Couragiert wehrten sie sich in ihrem Job für sich und für andere – und gewinnen jetzt den Prix Engagement der Unia. Wir gratulieren!
MUTIGE FRAUEN. Alexandra Lino (links) musste als Putzfrau im Luxushotel Marriott regelmässig elf, zwölf Stunden am Tag arbeiten, ohne Essenspause. Ilvia Dragoni (rechts) ist Hauspflegerin und hat sich mit ihren Kolleginnen zusammengeschlossen. (Fotos: Nico Zonvi und Matthias Luggen)
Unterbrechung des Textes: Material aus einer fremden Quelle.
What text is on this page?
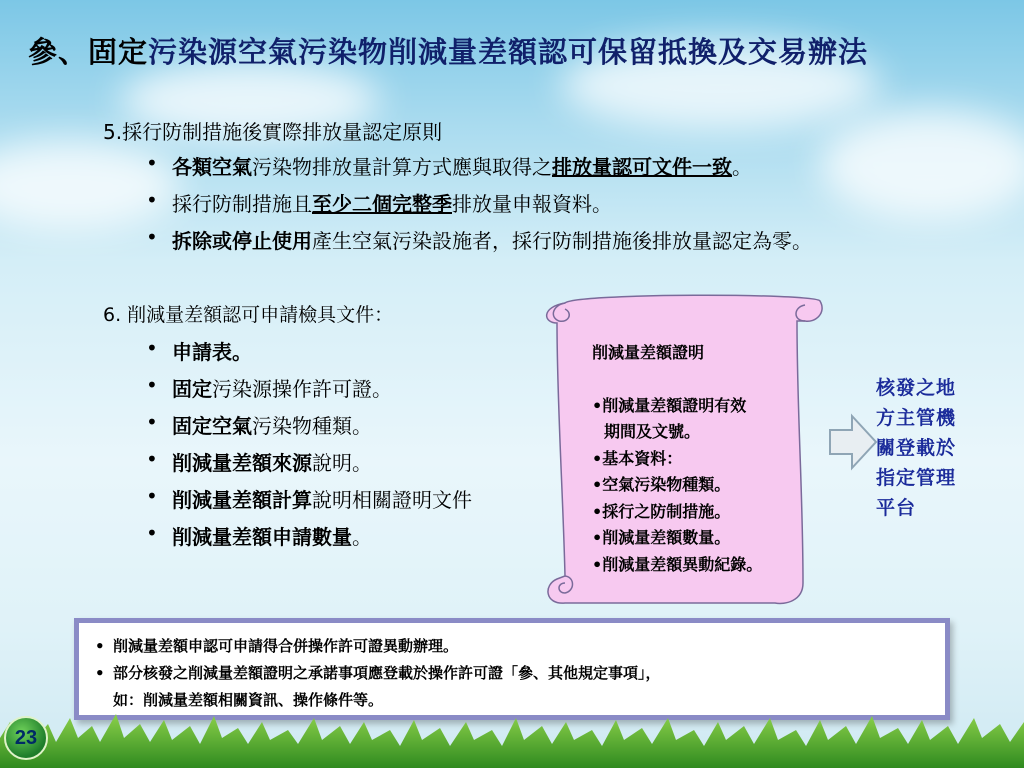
參、固定污染源空氣污染物削減量差額認可保留抵換及交易辦法
5.採行防制措施後實際排放量認定原則
• 各類空氣污染物排放量計算方式應與取得之排放量認可文件一致。
• 採行防制措施且至少二個完整季排放量申報資料。
• 拆除或停止使用產生空氣污染設施者，採行防制措施後排放量認定為零。
6. 削減量差額認可申請檢具文件：
• 申請表。
• 固定污染源操作許可證。
• 固定空氣污染物種類。
• 削減量差額來源說明。
• 削減量差額計算說明相關證明文件
• 削減量差額申請數量。
削減量差額證明
•削減量差額證明有效
期間及文號。
•基本資料：
•空氣污染物種類。
•採行之防制措施。
•削減量差額數量。
•削減量差額異動紀錄。
核發之地
方主管機
關登載於
指定管理
平台
• 削減量差額申認可申請得合併操作許可證異動辦理。
• 部分核發之削減量差額證明之承諾事項應登載於操作許可證「參、其他規定事項」，
如：削減量差額相關資訊、操作條件等。
23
Für Alexandra Lino war rasch klar: «Wenn ich nichts mache, passiert nichts.» Und es musste etwas passieren. Denn die Zustände, welche die 46jährige Putzfrau im Zürcher Fünfsternhotel Marriott erlebte, waren «eine Katastrophe». Sie und ihre Kolleginnen hatten viel zu wenig Zeit, um die Zimmer gründlich zu reinigen. Mussten zum Beispiel aus Zeitnot die Gläser aus der Minibar und die WC-Bürste zusammen im gleichen Lavabo waschen, mit dem gleichen Putzlumpen. Arbeiteten regelmässig elf, zwölf Stunden am Tag ohne Essenspause. Und hatten ständig die Chefin im Nacken. Putzfrau Lino sagt: «Sie kam oft zu mir ins Zimmer und rief: Bist du fertig? Schnell, schnell! Du hast keine Zeit, mit der Kollegin zu sprechen!»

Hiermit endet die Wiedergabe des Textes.